Having fewer strikeouts is always better, all else being equal, but K rates are up across MLB, and not just because hitters have more aggressive swings. Pitchers throw harder, and have nastier stuff. As the game evolves it’s important to judge players against their peers, and the Phils have actually struck out less than most teams. In fact when we consider that teams that see more pitches and work deeper counts tend to strike out more, the Phillies are really striking out less than expected, and have one of the best BB/K ratios in the league.
Progress over time
The graphs below show how some key stats have progressed. On the left is the weekly performance (with a dotted line showing the NL average for each one), and on the right is the cumulative season-to-date number. Batting Average and BB% together drive a team’s On Base Percentage, and Batting Average and ISO combine to form Slugging Percentage.

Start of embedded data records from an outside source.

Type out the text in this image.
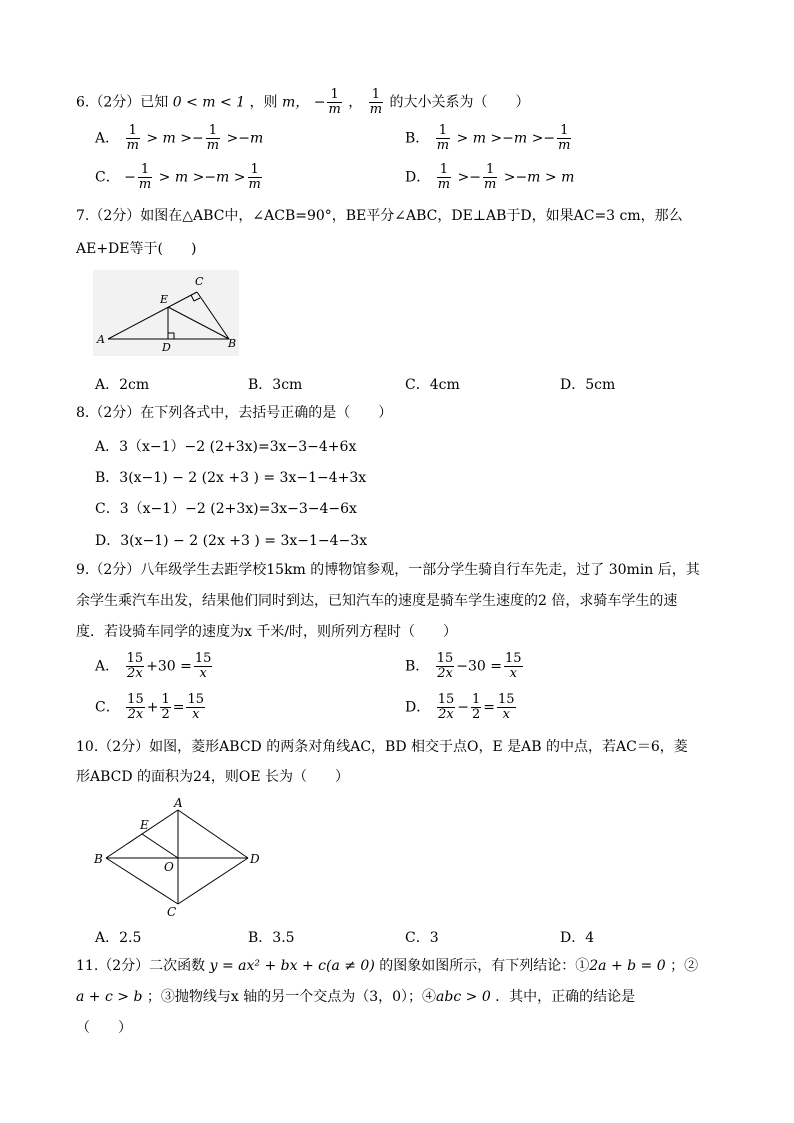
6.（2分）已知 0 < m < 1 ，则 m， − $\frac{1}{m}$ ， $\frac{1}{m}$ 的大小关系为（　　）
A． $\frac{1}{m} > m >- \frac{1}{m} >-m$	B． $\frac{1}{m} > m >-m >- \frac{1}{m}$
C． − $\frac{1}{m} > m >-m > \frac{1}{m}$	D． $\frac{1}{m} >- \frac{1}{m} >-m > m$
7.（2分）如图在△ABC中，∠ACB=90°，BE平分∠ABC，DE⊥AB于D，如果AC=3 cm，那么
AE+DE等于(　　)
A	B
C
D
E
A．2cm	B．3cm	C．4cm	D．5cm
8.（2分）在下列各式中，去括号正确的是（　　）
A．3（x−1）−2 (2+3x)=3x−3−4+6x
B．3(x−1) − 2 (2x +3 ) = 3x−1−4+3x
C．3（x−1）−2 (2+3x)=3x−3−4−6x
D．3(x−1) − 2 (2x +3 ) = 3x−1−4−3x
9.（2分）八年级学生去距学校15km 的博物馆参观，一部分学生骑自行车先走，过了 30min 后，其
余学生乘汽车出发，结果他们同时到达，已知汽车的速度是骑车学生速度的2 倍，求骑车学生的速
度．若设骑车同学的速度为x 千米/时，则所列方程时（　　）
A． $\frac{15}{2x} +30 = \frac{15}{x}$	B． $\frac{15}{2x} -30 = \frac{15}{x}$
C． $\frac{15}{2x} + \frac{1}{2} = \frac{15}{x}$	D． $\frac{15}{2x} - \frac{1}{2} = \frac{15}{x}$
10.（2分）如图，菱形ABCD 的两条对角线AC，BD 相交于点O，E 是AB 的中点，若AC＝6，菱
形ABCD 的面积为24，则OE 长为（　　）
A
B
C
D
E
O
A．2.5	B．3.5	C．3	D．4
11.（2分）二次函数 y = ax² + bx + c(a ≠ 0) 的图象如图所示，有下列结论：①2a + b = 0 ；②
a + c > b ；③抛物线与x 轴的另一个交点为（3，0）；④abc > 0 ．其中，正确的结论是
（　　）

That wOBA trend by week is not attractive...
Batting — Individual
Cesar Hernandez has been on fire lately, joining Rhys Hoskins for what has really been a two-man show at the plate.
Hoskins: .284/.398/.568 (.967 OPS, 156 wRC+)
Hernandez: .357/.413/.531 (.943 OPS, 151 wRC+)
Below are weighted Runs Created (wRC+) for each Phillie, by week. Runs vs. Average then compares that to the average MLB hitter, given the same number of plate appearances. And finally OPS by week:
Phils pitchers haven’t been missing many bats (14th in K%), though they also are walking fewer than most teams (3rd lowest BB%). Their K-BB% differential is about average at 14.1%.
The pitching has come on strong after a rough start:
first 18 games: 4.53 ERA (9th in the NL)
last 18 games: 3.34 ERA (3rdNL)
Their starting rotation has gotten especially good results:
first 18 games: 4.74 ERA (10th)
last 18 games: 3.08 ERA (3rd)
However the starters’ FIP (3.76, 6th), and xFIP (4.32, 8th), show that their 81.5% strand rate probably has a lot to do with the low ERA. So while they’ve clearly improved, thanks to Aaron Nola settling in, and Nick Pivetta replaced by Jerad Eickhoff, there’s some regression to be expected.
Pitching - Individual
In the first chart below is a high-level break down of each starter’s games:
QS is the typical definition (6+ IP, 3 or less ER)
“bad” is any start with more ER than innings pitched, and
“other” is all the rest.
The second chart has a similar breakdown, but by Game Score.
And below are each pitcher’s games, with the Game Score for each one on the right.
The pitching line is green for QS, red for “bad” (like above), yellow for all others, and the Game Score is highlighted green if it’s 60+ (and dark green if 80+ but there aren’t any of those yet).
Eflin and Eickhoff have joined Arrieta, along with the gradually improving Nola, in stabilizing the rotation.